Professor Nigel Leigh, Chief Investigator and co-coordinator of the MIROCALS study, and Professor of Neurology at Brighton and Sussex Medical School, added: "This trial provides very promising evidence that IL2LD benefits people with ALS/MND. The data, blood and CSF samples from the people who generously took part in the trial are now being used to advance our understanding of ALS and help the development of new therapies that can further slow disease progression and improve the lives of people living with ALS/MND. We are extremely grateful to The Motor Neurone Disease Association, The My Name’5 Doddie Foundation, MND Scotland, AFM-Téléthon France, and Association pour la Recherche sur la SLA who have contributed to supporting the trial and the ongoing work.”
Next steps
In 2023, ILTOO Pharma was granted the exclusive license of the MIROCALS trial data by the MIROCALS Consortium and has engaged in the process of regulatory approval of IL-2LD for ALS treatment. “ILTOO Pharma is committed to promoting IL-2LD as a novel therapeutic approach for ALS,” said Professor José Achache, Chairman of ILTOO Pharma.
“The MIROCALS study represents an important step forward for ILTOO Pharma, which is engaged with regulatory authorities, patient’s associations and the scientific community to accelerate the next phases of development towards market approval in ALS.”
About motor neuron disease (MND)/ amyotrophic lateral sclerosis (ALS)
MND/ALS affects around 45,000 people in Europe at any one time.
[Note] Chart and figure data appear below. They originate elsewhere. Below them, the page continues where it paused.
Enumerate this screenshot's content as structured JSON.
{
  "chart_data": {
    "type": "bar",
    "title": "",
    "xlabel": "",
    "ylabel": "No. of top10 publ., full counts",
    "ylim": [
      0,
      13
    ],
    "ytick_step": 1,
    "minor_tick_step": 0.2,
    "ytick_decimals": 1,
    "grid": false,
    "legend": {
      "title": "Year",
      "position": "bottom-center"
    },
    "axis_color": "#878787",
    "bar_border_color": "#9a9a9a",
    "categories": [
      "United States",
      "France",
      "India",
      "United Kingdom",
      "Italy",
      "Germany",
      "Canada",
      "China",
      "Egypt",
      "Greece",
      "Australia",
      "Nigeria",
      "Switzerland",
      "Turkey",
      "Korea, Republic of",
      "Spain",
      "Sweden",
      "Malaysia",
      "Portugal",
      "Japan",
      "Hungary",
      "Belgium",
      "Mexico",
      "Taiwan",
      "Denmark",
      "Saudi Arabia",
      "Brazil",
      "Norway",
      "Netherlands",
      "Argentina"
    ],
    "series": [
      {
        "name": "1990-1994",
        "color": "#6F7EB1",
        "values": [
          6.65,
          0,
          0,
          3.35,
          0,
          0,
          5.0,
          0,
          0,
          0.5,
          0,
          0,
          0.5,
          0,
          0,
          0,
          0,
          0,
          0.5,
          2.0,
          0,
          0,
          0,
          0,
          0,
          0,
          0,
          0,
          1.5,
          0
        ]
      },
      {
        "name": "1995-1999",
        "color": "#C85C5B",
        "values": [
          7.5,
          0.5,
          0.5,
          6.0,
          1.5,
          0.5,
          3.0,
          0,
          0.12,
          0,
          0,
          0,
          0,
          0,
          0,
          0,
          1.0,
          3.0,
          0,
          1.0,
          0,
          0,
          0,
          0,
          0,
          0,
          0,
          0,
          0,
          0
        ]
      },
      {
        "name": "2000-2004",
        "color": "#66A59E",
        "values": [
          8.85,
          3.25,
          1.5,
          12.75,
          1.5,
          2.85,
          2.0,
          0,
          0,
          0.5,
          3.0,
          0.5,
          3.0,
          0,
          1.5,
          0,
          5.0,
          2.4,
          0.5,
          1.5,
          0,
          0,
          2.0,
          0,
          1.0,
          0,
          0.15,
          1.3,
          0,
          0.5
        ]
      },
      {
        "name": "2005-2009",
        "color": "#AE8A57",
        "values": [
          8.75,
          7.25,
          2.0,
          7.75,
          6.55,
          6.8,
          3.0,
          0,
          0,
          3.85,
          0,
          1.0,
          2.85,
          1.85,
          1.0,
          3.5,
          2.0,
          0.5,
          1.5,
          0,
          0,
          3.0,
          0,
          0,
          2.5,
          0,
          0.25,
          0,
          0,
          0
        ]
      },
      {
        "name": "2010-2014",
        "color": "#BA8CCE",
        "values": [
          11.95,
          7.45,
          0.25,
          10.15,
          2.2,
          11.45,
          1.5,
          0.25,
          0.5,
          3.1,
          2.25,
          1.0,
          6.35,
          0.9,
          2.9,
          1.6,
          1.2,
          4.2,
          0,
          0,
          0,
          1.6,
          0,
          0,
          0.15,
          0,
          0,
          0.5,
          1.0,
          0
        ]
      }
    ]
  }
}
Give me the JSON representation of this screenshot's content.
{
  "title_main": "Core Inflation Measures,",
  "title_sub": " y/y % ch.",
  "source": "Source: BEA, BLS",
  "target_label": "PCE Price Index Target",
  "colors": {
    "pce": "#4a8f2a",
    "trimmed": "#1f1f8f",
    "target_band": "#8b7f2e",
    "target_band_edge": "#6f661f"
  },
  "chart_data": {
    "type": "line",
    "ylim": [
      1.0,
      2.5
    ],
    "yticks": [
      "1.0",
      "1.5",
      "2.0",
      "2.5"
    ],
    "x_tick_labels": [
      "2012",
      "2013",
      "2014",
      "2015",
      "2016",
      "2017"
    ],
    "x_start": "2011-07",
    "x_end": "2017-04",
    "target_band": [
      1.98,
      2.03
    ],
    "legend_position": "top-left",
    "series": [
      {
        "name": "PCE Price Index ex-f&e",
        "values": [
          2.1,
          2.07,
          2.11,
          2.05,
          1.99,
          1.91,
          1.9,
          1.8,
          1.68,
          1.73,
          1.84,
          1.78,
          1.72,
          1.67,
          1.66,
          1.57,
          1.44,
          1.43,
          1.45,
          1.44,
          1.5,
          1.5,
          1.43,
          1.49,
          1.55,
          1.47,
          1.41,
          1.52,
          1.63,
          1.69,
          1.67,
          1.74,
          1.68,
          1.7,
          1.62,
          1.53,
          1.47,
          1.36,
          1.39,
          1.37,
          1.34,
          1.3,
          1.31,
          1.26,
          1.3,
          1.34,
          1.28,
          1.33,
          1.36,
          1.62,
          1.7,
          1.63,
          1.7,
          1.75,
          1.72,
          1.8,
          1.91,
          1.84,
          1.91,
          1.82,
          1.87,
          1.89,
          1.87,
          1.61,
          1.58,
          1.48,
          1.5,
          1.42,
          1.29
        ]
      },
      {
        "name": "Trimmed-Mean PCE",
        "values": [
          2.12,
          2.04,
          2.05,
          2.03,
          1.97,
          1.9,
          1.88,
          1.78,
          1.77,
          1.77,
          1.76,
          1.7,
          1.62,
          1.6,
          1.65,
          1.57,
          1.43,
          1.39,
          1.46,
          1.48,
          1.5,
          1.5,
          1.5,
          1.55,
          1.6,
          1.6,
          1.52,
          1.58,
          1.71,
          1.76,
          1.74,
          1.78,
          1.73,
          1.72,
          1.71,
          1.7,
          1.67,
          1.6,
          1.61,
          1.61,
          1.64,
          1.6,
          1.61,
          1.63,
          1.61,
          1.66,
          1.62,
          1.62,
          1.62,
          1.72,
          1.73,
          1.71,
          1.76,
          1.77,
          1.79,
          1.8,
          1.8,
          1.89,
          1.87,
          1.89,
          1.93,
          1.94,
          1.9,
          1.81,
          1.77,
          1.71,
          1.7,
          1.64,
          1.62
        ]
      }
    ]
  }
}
It attacks the nerves that control movement (motor nerves) so muscles no longer work, but does not usually affect the senses (sight, sound and feeling).
MND/ALS usually progresses relentlessly but at different rates in different people. Eventually it can leave people unable to move, talk and breathe.
About a quarter of people with MND die within a year of developing symptoms and more than half within two to three years of diagnosis. However, some people with MND/ALS live for 10 years or longer.
Care involves coordinated support from health professionals and social services help with psychological and emotional adjustment, and expert advice and intervention on communication aids, nutrition, and breathing difficulties.
Although one drug, riluzole, has been shown to slow the progression of the disease a little, there is still no cure.
The fundamental cause of MND/ALS is not yet understood.